ANCONA - Ideali per i soffritti. Ma anche come base di piatti importanti. Per qualcuno ortaggi da interrogare per le previsioni meteo. Sono le cipolle vengono coltivate per i loro fusti verdi, detti scaglioni, e per i loro bulbi. Hanno bisogno di un terreno ricco e umido ma mai troppo inzuppato di acqua. Diversi tipi di cipolla richiedono diverse condizioni climatiche e diverse ore di sole ogni giorno. Nei climi miti la cipolla può essere coltivata anche in inverno, altrimenti è una pianta tipicamente primaverile. 

 
La rotazione
La cipolla è anche considerata una coltura da rinnovo che apre la rotazione. Essendo molto sensibile al fenomeno della stanchezza del terreno è indispensabile attuare una rotazione almeno triennale, facendola seguire a cereali, colture prative, carota, radicchio o insalata.
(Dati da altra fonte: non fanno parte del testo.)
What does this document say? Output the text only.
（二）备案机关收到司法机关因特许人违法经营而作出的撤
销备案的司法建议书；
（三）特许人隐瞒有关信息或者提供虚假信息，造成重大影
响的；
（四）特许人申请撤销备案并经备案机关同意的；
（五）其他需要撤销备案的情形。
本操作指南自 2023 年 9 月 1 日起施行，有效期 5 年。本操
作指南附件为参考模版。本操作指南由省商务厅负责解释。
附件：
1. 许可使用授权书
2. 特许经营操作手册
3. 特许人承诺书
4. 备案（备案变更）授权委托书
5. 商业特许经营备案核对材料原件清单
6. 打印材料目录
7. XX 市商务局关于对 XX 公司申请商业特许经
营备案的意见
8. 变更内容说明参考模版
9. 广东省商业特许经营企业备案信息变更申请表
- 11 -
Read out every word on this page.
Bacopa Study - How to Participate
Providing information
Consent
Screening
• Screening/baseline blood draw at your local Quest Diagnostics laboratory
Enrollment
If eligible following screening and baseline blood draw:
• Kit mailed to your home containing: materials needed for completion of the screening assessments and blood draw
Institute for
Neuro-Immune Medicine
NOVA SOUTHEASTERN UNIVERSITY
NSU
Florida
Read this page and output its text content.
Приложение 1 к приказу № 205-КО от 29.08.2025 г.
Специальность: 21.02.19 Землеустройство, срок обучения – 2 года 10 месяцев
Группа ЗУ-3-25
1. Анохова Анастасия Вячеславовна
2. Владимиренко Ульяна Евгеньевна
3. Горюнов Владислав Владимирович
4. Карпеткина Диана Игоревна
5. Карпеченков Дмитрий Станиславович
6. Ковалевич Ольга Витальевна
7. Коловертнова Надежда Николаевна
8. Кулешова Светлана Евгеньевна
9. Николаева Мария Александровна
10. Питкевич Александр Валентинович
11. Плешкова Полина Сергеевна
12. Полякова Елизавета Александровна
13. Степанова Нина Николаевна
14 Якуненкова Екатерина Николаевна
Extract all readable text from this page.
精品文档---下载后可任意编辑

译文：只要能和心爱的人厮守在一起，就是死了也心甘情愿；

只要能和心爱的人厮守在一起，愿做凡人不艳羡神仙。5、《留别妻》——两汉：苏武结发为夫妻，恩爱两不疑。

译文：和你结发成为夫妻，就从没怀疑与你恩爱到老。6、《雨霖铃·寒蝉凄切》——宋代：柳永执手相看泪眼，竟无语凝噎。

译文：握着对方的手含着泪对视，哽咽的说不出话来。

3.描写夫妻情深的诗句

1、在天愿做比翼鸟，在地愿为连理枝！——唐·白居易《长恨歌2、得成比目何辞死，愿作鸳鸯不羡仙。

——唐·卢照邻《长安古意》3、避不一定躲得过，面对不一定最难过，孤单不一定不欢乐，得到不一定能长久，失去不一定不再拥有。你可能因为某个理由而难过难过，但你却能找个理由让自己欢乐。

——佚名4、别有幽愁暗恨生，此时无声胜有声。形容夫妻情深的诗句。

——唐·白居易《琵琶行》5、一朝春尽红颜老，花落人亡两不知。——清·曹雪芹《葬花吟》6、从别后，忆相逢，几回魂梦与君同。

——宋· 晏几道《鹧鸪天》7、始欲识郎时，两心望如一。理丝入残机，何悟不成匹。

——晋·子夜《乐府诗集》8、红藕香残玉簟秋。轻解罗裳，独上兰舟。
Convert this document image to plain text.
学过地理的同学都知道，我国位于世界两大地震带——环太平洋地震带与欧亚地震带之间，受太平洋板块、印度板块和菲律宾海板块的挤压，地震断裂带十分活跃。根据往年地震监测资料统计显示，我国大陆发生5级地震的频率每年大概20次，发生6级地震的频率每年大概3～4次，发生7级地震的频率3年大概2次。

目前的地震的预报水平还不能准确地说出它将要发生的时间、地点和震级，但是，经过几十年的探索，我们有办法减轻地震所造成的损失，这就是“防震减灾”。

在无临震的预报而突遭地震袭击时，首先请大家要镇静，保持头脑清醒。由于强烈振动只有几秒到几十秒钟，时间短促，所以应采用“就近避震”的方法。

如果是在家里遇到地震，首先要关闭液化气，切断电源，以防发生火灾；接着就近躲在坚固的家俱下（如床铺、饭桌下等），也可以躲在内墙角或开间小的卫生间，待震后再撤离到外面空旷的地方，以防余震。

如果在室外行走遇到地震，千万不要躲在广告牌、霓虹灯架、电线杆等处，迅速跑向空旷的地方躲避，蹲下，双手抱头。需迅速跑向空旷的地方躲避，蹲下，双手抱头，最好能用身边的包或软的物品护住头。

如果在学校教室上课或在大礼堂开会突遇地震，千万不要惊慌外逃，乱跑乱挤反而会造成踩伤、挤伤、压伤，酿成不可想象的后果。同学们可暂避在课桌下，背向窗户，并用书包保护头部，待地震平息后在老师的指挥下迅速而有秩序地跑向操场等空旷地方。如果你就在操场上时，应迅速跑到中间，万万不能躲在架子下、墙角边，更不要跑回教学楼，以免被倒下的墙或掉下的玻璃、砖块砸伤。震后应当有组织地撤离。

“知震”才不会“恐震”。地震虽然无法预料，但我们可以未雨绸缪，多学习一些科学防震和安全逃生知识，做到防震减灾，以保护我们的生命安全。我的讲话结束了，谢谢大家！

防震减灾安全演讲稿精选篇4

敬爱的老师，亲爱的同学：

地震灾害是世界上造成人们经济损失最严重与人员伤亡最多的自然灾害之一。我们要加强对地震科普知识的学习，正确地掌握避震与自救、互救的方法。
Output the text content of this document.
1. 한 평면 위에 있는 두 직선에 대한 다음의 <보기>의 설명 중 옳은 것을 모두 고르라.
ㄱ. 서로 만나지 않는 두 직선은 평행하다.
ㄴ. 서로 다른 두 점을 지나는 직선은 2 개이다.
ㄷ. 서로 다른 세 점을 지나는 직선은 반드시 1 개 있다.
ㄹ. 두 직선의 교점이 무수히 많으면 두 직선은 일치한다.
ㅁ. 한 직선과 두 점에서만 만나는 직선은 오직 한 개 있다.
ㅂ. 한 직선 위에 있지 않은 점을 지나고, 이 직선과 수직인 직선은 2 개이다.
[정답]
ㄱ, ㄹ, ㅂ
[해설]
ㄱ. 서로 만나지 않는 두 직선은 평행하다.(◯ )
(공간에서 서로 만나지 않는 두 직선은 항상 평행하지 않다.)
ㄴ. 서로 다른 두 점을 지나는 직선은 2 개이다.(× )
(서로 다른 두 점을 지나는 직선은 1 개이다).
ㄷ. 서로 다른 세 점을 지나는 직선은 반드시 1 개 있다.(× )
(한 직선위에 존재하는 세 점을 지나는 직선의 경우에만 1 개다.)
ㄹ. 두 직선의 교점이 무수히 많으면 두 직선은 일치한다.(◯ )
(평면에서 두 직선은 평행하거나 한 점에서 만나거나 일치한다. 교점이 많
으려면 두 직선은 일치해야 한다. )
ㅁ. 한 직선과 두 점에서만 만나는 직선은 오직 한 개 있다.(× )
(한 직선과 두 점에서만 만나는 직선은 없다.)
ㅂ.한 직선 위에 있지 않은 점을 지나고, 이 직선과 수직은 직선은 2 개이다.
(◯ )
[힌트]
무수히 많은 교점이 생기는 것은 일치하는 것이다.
Se si sono verificati problemi di malattie fungine o nematodi, sarebbe opportuno non far ritornare la cipolla sullo stesso terreno prima di 7-8 anni. Per evitare cali di produzione e peggioramenti qualitativi è consigliabile evitare di farla seguire a cavolo, patata o barbabietola da zucchero in quanto caratterizzate da problemi fitosanitari simili a quelli della cipolla. Nelle Marche c’è una buona produzione, con due varietà che vanno per la maggiore: sicuramente la rossa di Castelleone di Suasa e la rossa piatta di Pedaso tornata di recente sui banchi dei mercati. E poi marginalmente quella prodotta a Urbania (meteo).


Ma ci sono anche i porri
Capitolo a parte merita il porro: è una pianta erbacea biennale ed è un ortaggio dal gusto molto simile alla cipolla ma più delicato e digeribile, infatti si presta molto bene a sostituirla nelle preparazioni gastronomiche. Il fusto vero e proprio della pianta è ridotto semplicemente ad un disco che nella parte inferiore sviluppa un abbondante apparato radicale di forma fascicolata e nella parte superiore sviluppa delle lunghe foglie di forma lineare - lanceolata. Nella parte basale le foglie sono alternate, sovrapposte, inguainate e formano il cosiddetto bulbo o “falso fusto”. La lunghezza del falso fusto o bulbo è strettamente legata alle caratteristiche di coltivazione. La parte più pregiata del porro è quella bianca che risulta anche la più tenera. La fioritura si verifica nel secondo anno di vegetazione. I fiori sono piccoli, di colore bianco o lilla, riunite in infiorescenze a forma di ombrello globoso. Il frutto è una capsula rotondeggiante contenenti due o tre semi di colore nero, angolosi, simili ai semi della cipolla.


Il produttore
Matteo Gasparini lavora 3 ettari di terra a cavallo tra Passo Ripe e Brugnetto nell’immediato hinterland di Senigallia. «Produco la cipolla rossa di Suasa, 16mila piante di questa importante specialità autoctona. Semino o trapianto a primavera - continua Gasparini - per raccogliere a luglio o agosto, poi si può anche anticipare. Sono fuori dalla zona dell’Igp di Suasa ma la varietà è la stessa. Come è andata quest’anno? Per 120 giorni non ha piovuto, c’è stato un calo di pezzatura, ma abbiamo irrigato le piante che mostravano lo stress da siccità». Cipolle e Marche, una tradizione lontana. «A Corinaldo, San Lorenzo in campo e Castelleone le coltivano dagli antichi romani, un alimento povero e quindi forte della civiltà contadina. Perché le cipolle vengono intrecciate?Per mantenerle più a lungo durante l’inverno». Per assaggiare le cipolle di Matteo Gasparini il mercato rionale di Senigallia e quello di Campagna amica il sabato mattina, sempre a Senigallia.